The first example uses Neil T's idea of setting \cadenzaOff a measure before it ends. It is intentionally awkward timing-wise. Note that it was necessary to used \cadenzaOff one note later than \cadenzaOn and that I also had to add a skip to be sure the barline was in the right place. It seems kludgy/ugly to me:

%%%
\version "2.14.2"

{
  \time 4/4
  c1
  \cadenzaOn
  c4 ~ \cadenzaOff c8 s32
  c16-[ c c c-] c4 c32-[ c c c c c c-] c8
  \bar "|"
  c4 c4 c
}

%% This one tests David K's comment regarding
%% time stops/time starts

\relative c'
{
  c1
c2 \cadenzaOn \teeny f32-[ a c f, a c f, a c-] \cadenzaOff \normalsize c2
  c1
}
%%%


The result I get from the second one strongly indicates that \cadenzaOn means time stops but that \cadenzaOff means, "Once a full measure has passed *from this point* the next one starts." If it was as simple as time stops/starts (the way I'm intepreting it) then the first part of measure two of the second example would be counted and the last half would be counted and nothing inside the cadenza would be counted.
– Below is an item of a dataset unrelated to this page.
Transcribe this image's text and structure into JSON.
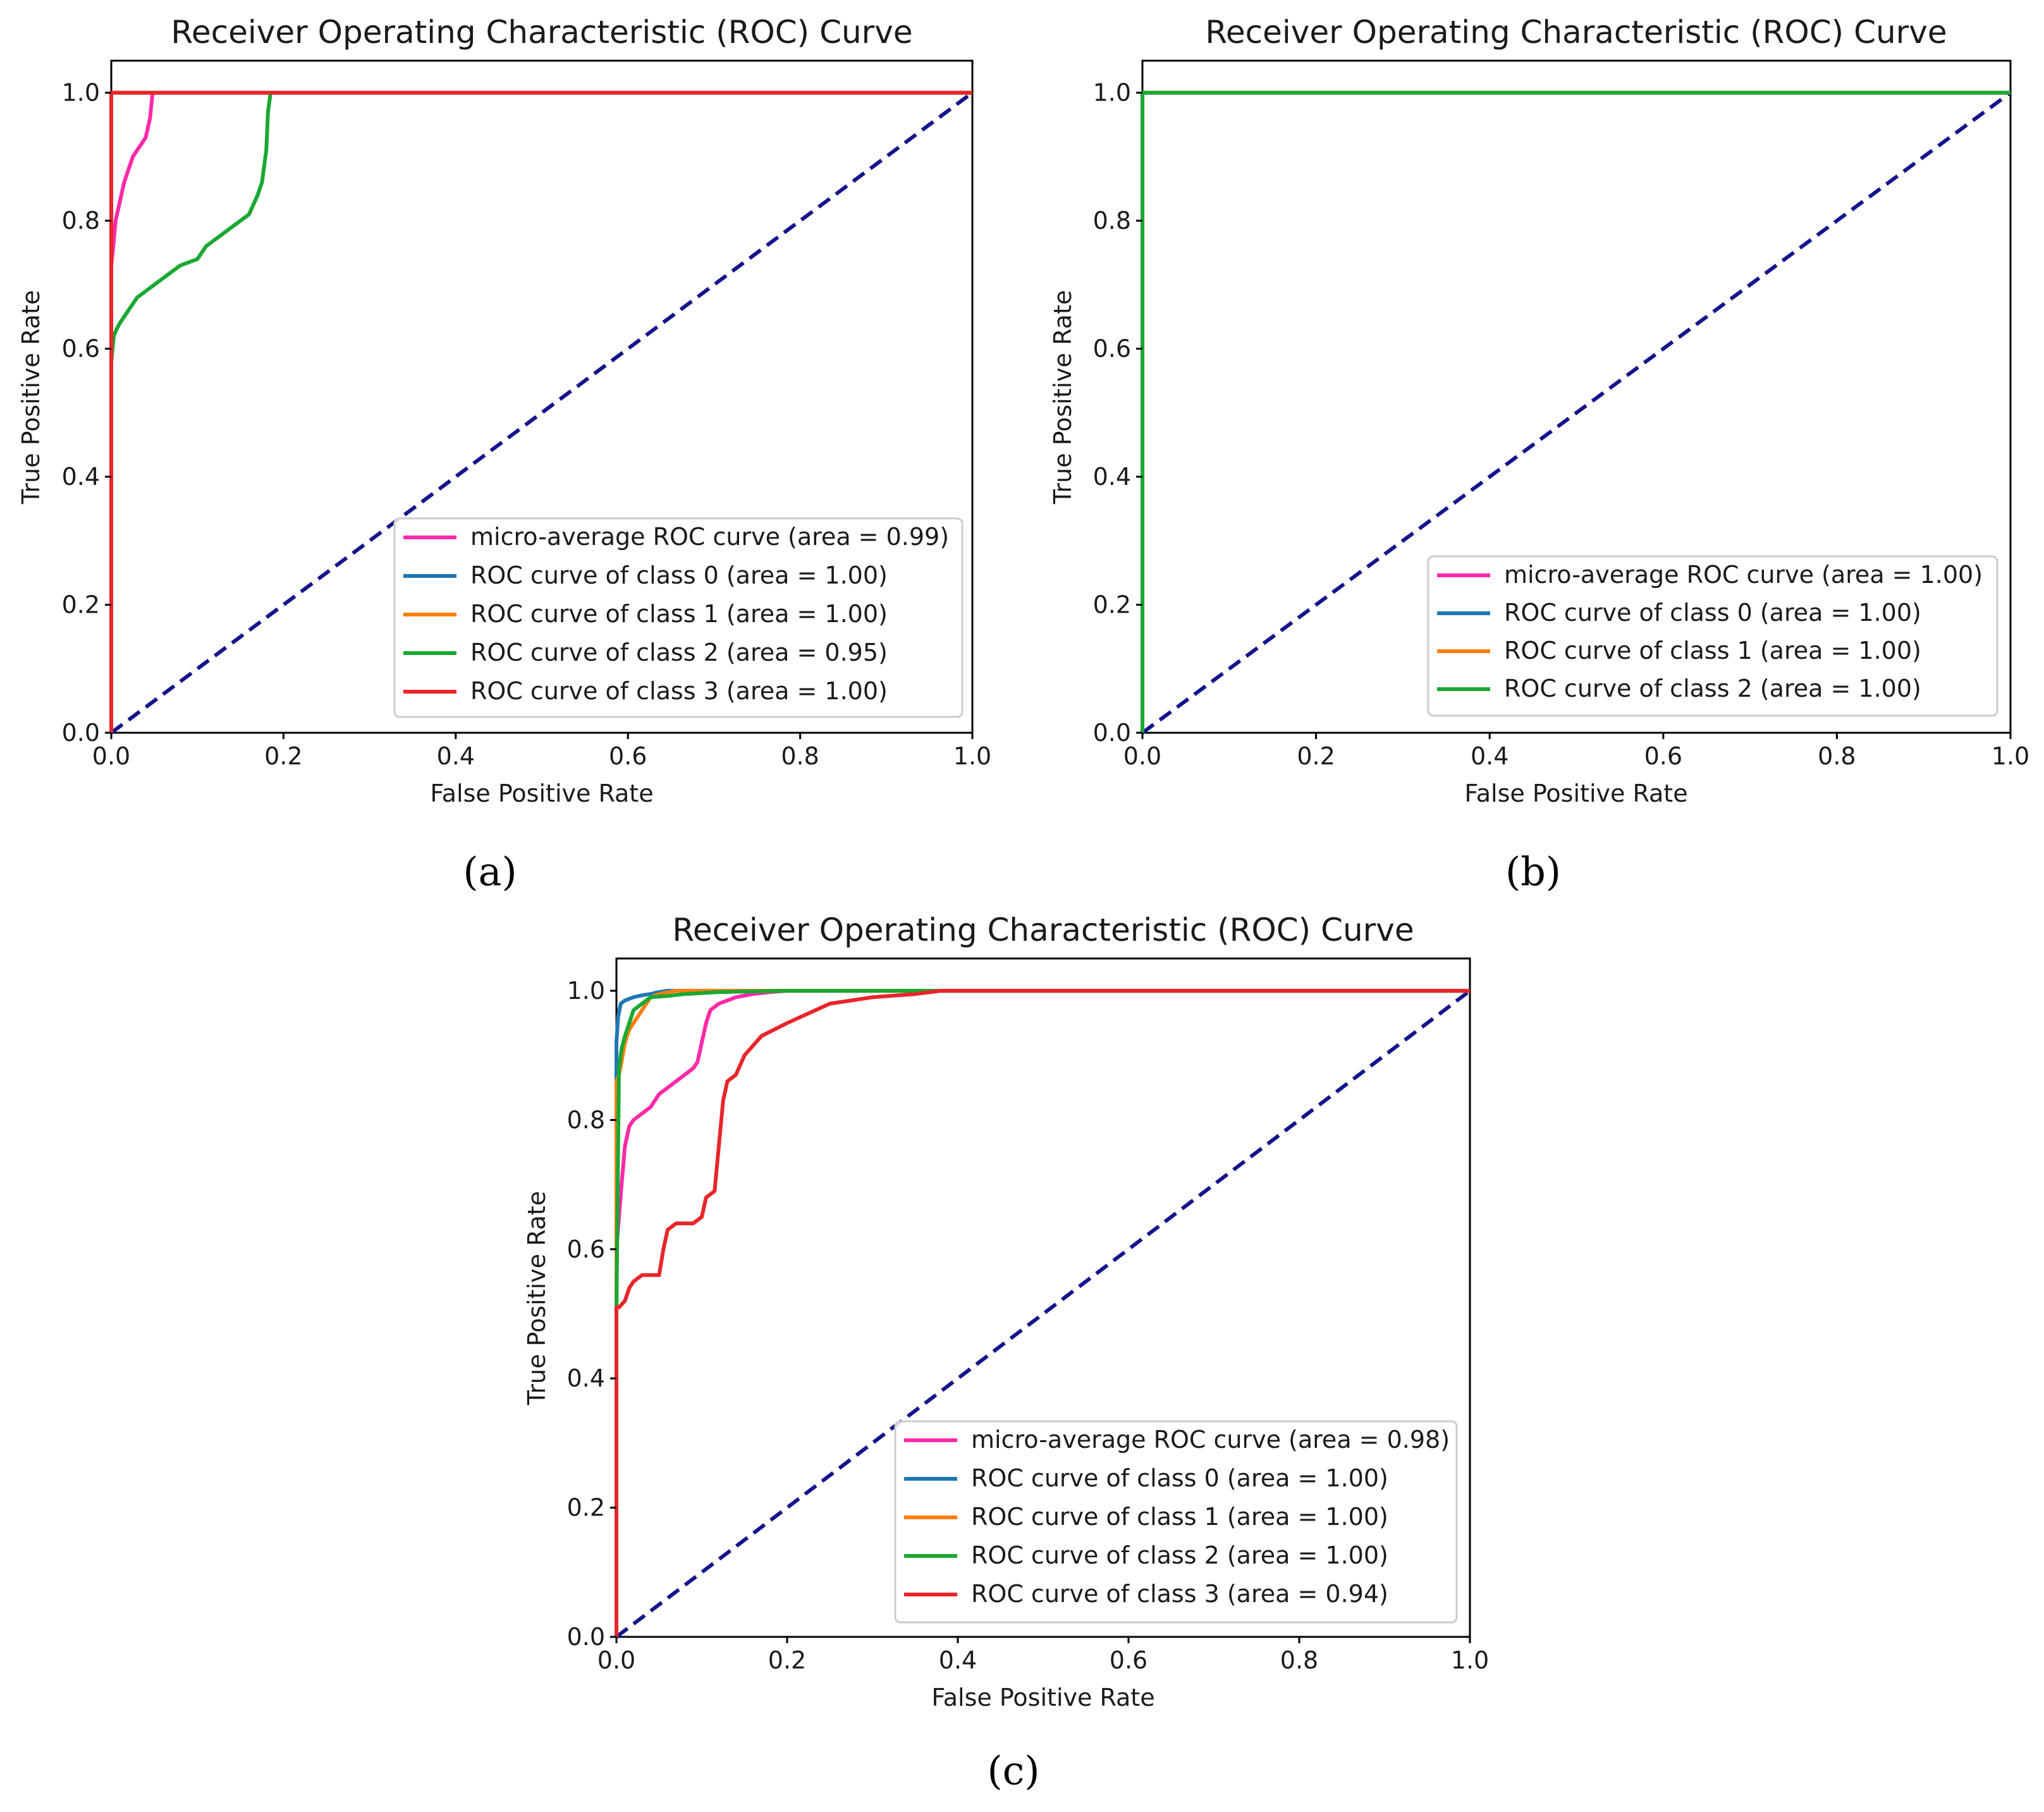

This is not what happens, though. It would be necessary to use 'c2*2' at the end of that bar as David K suggested earlier. It works and is much less ugly than the top example but strikes me as less than satisfactory.

I'm trying to avoid being a choosy beggar here as I certainly don't have the programming chops to dig in and fix this myself. I suspect, however, that "remembering" the portion of a measure preceding \cadenzaOn and then adding it to what comes after \cadenzaOff could be complicated. I can also easily imagine a situation where that approach would fail. Instead, would it not be useful to have some way to signal that the measure is over and a new measure is to begin, complete with barline and accidental behavior? I can also well imagine a scenario where having \cadenzaOff doing this would also fail. I'm thinking something like '\endMeasure' to accomplish this. I know that's only syntax and not a solution. I'm just wondering if leaving \cadenzaOn \cadenzaOff as they are and having another mechanism take care of initiating the next measure would be the solution.

In the meantime, I'll just have to remember these workarounds.